SHARE:

メキシコ・ベラクルス州で武装集団が記者を射殺、警察が行方追う

事件は世界でも特に報道関係者に対する暴力が深刻な国の一つであるメキシコで、報道の自由と記者の安全確保をめぐる課題を浮き彫りにした。
2022年7月28日/メキシコ、ベラクルス郊外(Getty Images/AFP通信)

メキシコ中部ベラクルス州で地元の事件や治安問題を取材していたジャーナリストが射殺された。州当局が11日、明らかにした。警察が捜査を開始し、犯行の動機や報道活動との関連を調べている。事件は世界でも特に報道関係者に対する暴力が深刻な国の一つであるメキシコで、報道の自由と記者の安全確保をめぐる課題を浮き彫りにした。

地元当局によると、被害者はベラクルス州内で活動するジャーナリストで、何者かに撃たれ死亡した。武装した複数の男が犯行に及んだとみられ、現場から逃走した。捜査当局は目撃証言や防犯カメラ映像の分析を進めているが、容疑者の特定には至っていない。
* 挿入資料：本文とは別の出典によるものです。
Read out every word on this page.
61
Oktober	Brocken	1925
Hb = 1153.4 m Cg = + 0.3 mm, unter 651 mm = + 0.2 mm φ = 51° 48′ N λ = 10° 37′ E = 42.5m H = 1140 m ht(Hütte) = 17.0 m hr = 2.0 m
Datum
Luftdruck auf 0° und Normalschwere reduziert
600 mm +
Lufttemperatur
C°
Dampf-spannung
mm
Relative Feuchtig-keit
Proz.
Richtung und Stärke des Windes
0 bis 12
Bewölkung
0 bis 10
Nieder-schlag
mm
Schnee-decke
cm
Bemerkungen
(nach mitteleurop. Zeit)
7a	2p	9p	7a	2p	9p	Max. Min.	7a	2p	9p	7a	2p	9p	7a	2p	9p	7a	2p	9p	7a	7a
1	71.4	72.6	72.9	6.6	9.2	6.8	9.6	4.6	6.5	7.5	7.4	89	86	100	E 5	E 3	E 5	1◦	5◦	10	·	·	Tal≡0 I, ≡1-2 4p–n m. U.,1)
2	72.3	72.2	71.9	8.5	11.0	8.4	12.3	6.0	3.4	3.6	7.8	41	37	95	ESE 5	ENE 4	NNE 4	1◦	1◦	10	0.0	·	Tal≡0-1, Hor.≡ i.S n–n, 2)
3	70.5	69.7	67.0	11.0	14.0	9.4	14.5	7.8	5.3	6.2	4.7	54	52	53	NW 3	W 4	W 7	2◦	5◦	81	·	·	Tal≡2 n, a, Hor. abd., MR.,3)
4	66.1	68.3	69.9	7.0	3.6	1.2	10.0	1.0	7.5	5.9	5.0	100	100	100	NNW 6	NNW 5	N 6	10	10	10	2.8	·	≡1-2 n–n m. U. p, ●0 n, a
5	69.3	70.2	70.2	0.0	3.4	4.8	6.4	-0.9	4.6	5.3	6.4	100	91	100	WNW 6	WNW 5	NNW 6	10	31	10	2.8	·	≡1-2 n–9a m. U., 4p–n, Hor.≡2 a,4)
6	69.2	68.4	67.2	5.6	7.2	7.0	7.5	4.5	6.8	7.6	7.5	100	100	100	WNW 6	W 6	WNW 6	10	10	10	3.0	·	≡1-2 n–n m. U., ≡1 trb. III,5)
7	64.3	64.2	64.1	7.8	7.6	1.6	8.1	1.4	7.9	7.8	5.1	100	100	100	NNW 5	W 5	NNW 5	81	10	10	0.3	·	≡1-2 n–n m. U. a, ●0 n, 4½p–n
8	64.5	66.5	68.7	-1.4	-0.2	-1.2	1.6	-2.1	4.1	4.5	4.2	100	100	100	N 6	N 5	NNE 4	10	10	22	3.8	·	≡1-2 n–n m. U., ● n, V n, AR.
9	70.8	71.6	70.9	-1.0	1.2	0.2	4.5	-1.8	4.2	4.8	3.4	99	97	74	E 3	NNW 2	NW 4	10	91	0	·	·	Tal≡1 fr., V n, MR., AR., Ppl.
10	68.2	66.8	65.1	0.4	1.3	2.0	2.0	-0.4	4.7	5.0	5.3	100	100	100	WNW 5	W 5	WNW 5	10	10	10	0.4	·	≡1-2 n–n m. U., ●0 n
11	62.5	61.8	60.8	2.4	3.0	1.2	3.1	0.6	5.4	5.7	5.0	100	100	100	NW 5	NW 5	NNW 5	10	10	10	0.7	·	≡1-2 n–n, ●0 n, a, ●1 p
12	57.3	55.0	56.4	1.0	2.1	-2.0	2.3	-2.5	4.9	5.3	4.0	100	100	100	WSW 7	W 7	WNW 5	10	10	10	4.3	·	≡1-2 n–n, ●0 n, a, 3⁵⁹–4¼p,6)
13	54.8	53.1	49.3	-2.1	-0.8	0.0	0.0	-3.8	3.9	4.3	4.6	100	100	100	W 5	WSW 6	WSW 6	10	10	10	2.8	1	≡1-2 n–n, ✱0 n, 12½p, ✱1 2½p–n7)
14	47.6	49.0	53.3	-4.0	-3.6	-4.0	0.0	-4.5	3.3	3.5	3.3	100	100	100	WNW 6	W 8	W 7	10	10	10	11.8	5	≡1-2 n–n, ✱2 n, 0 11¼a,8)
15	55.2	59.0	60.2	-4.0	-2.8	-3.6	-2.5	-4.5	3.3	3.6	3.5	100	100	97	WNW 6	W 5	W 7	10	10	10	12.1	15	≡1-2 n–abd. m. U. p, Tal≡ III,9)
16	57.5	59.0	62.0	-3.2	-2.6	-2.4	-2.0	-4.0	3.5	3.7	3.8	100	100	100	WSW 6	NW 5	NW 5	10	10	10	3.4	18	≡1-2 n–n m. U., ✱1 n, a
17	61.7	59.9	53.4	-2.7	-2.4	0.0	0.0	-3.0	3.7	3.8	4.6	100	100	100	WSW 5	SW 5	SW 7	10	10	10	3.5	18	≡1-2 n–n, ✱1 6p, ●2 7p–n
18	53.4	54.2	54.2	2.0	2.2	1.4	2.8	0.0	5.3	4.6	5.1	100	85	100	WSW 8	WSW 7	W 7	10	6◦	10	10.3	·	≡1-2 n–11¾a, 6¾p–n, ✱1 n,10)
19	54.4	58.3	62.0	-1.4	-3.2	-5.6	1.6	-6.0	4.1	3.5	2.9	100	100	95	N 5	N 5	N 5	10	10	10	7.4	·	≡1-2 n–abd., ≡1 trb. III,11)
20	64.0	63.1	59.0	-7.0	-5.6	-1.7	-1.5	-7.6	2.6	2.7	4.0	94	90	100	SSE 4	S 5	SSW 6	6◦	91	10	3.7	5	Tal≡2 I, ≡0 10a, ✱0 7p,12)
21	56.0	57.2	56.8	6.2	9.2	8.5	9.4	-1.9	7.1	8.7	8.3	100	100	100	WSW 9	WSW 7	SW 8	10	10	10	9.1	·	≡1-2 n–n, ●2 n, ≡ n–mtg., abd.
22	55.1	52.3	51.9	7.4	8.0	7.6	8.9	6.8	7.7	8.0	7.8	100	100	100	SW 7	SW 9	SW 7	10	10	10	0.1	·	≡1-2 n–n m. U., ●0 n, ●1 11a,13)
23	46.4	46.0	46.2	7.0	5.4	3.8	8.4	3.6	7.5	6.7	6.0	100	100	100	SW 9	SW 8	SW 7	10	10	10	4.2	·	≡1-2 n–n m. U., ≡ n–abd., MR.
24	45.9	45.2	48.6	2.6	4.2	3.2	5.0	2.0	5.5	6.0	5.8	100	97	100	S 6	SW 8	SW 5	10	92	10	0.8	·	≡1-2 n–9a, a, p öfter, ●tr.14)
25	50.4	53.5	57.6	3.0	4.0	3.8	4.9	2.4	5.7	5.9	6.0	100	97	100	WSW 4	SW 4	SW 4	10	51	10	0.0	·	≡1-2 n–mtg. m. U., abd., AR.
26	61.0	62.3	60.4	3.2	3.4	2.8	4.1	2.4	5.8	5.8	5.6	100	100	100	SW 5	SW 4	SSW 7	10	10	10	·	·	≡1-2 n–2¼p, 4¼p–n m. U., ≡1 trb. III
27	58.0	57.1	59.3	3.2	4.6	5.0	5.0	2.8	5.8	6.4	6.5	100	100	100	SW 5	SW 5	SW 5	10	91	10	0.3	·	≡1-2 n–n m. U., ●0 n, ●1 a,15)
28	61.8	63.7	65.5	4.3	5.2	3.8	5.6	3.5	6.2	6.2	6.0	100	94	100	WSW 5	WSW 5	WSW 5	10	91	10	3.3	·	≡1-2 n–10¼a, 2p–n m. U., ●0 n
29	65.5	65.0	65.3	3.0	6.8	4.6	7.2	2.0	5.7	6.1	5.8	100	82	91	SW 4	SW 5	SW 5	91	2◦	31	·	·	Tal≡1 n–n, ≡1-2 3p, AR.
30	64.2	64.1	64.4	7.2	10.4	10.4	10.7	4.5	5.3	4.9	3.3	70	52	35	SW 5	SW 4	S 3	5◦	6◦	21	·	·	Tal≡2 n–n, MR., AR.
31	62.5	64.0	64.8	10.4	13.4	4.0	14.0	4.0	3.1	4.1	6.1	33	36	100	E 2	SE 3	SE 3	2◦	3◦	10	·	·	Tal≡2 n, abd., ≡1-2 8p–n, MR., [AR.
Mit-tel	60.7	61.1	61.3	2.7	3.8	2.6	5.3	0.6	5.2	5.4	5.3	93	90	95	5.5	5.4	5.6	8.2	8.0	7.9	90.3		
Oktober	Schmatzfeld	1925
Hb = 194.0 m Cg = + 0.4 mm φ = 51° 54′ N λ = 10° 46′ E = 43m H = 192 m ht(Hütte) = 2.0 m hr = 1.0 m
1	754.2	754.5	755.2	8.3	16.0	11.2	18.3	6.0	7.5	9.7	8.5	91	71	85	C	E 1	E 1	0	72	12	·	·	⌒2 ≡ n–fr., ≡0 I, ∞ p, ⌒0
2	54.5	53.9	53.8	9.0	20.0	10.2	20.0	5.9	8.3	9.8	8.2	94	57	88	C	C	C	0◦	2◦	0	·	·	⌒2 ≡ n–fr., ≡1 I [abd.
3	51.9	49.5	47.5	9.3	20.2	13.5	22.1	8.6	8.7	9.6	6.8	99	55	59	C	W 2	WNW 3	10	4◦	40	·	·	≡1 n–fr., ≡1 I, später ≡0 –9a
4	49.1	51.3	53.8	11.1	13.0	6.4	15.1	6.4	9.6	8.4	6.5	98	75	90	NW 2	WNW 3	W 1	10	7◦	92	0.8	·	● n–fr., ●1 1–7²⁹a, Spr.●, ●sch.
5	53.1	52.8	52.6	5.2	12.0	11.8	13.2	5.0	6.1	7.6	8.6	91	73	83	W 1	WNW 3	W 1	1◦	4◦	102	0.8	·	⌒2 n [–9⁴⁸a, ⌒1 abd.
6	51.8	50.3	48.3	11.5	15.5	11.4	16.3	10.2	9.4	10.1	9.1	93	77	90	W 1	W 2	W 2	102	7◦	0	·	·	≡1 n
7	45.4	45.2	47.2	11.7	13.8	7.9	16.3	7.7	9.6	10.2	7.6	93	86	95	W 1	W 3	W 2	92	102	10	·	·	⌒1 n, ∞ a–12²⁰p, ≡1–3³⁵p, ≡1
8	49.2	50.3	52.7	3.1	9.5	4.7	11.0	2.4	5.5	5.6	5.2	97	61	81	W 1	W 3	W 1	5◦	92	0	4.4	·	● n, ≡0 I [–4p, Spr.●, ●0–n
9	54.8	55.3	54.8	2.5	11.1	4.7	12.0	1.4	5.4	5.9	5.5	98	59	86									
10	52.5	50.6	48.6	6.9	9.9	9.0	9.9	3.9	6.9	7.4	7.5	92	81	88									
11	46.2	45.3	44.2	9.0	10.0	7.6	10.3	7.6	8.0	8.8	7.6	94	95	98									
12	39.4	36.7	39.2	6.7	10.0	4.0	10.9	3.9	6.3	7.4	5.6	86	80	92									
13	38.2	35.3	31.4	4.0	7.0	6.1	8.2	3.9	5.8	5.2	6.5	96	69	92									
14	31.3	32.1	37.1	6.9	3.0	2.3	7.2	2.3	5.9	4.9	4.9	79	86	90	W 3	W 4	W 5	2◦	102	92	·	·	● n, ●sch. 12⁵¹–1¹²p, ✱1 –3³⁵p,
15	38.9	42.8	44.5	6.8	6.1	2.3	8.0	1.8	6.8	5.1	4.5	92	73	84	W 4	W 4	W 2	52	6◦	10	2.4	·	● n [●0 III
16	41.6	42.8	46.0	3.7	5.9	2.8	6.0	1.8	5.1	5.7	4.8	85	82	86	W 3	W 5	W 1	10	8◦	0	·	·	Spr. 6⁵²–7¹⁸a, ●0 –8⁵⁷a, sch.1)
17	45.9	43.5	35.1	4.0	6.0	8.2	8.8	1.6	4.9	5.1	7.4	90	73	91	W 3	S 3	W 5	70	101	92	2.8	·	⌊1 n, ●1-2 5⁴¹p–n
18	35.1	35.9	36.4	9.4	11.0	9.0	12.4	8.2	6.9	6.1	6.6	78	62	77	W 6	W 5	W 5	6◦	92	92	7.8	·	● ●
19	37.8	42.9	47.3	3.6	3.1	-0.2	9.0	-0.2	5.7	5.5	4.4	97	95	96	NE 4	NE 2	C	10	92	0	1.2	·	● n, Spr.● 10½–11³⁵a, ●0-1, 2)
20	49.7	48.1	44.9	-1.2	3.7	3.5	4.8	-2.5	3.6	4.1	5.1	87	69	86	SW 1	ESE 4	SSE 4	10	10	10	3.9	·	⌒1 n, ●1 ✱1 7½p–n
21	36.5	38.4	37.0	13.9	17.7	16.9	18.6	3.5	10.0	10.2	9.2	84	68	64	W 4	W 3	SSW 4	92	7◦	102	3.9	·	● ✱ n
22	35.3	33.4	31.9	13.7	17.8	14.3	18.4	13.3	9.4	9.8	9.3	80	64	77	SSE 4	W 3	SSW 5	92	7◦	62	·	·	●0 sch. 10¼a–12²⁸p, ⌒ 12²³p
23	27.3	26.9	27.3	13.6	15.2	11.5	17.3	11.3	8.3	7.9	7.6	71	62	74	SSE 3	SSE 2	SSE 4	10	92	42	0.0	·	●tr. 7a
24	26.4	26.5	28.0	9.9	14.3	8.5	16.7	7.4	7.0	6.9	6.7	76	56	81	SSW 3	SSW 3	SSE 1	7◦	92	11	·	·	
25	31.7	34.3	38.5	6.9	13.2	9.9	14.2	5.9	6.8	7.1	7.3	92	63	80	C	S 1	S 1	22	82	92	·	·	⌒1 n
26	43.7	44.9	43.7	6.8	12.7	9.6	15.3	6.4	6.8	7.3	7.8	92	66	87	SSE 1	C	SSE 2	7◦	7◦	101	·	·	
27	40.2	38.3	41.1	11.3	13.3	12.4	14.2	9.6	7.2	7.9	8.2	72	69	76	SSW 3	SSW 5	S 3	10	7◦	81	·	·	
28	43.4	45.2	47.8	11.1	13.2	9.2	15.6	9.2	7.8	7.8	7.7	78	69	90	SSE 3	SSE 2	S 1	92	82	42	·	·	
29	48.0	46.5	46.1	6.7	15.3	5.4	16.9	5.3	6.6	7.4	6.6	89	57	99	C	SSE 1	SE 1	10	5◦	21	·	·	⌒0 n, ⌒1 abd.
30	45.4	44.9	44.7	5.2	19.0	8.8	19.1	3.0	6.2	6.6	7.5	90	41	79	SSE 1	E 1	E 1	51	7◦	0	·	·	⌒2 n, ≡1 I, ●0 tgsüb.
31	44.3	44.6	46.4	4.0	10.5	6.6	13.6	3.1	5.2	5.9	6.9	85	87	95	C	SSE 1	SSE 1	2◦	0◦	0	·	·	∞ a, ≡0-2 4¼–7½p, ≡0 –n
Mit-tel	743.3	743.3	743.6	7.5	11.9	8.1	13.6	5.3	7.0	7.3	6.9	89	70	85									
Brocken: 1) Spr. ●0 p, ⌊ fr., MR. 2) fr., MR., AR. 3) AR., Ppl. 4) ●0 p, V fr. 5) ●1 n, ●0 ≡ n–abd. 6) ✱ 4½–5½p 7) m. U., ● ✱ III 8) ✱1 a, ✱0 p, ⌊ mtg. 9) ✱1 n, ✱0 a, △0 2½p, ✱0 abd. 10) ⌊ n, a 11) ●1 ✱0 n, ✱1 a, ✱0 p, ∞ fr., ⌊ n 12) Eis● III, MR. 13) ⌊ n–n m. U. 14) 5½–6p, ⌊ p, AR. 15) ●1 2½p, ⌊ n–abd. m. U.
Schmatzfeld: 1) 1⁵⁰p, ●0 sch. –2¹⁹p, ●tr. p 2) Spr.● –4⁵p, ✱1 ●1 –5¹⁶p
ベラクルス州は長年にわたり麻薬カルテルや犯罪組織の活動が活発な地域として知られ、政治家や公務員だけでなく、犯罪や汚職を取材する記者も脅迫や襲撃の対象となってきた。近年も複数のジャーナリストが殺害されており、国内外の報道団体は中央政府に対し、事件の徹底解明と記者保護策の強化を求めている。

メキシコではジャーナリスト殺害事件の多くが未解決のまま残されている。同国は戦争状態にない国の中でも特にジャーナリストの死亡例が多い国の一つで、報道活動そのものが命の危険を伴う状況が続いている。2025年には記者の殺害や失踪が増加し、暴力や司法的圧力による言論封殺も深刻化した。

ベラクルス州では近年、地方選挙をめぐる政治暴力も相次ぎ、治安悪化への懸念が高まっている。2025年には自治体首長選の候補者が選挙活動中に殺害される事件も発生し、州政府が警備体制の強化を進めている。

今回の事件を受け、報道関係者や人権団体は記者に対する暴力が民主主義そのものを脅かす行為だと批判した。真相解明と加害者の処罰を求める声が強まる一方、犯罪組織の影響力が根強く残る地域では、取材現場に立つ記者たちが依然として危険にさらされている。事件はメキシコ社会における報道の自由と安全保障の両立という難題を改めて突き付けるものとなった。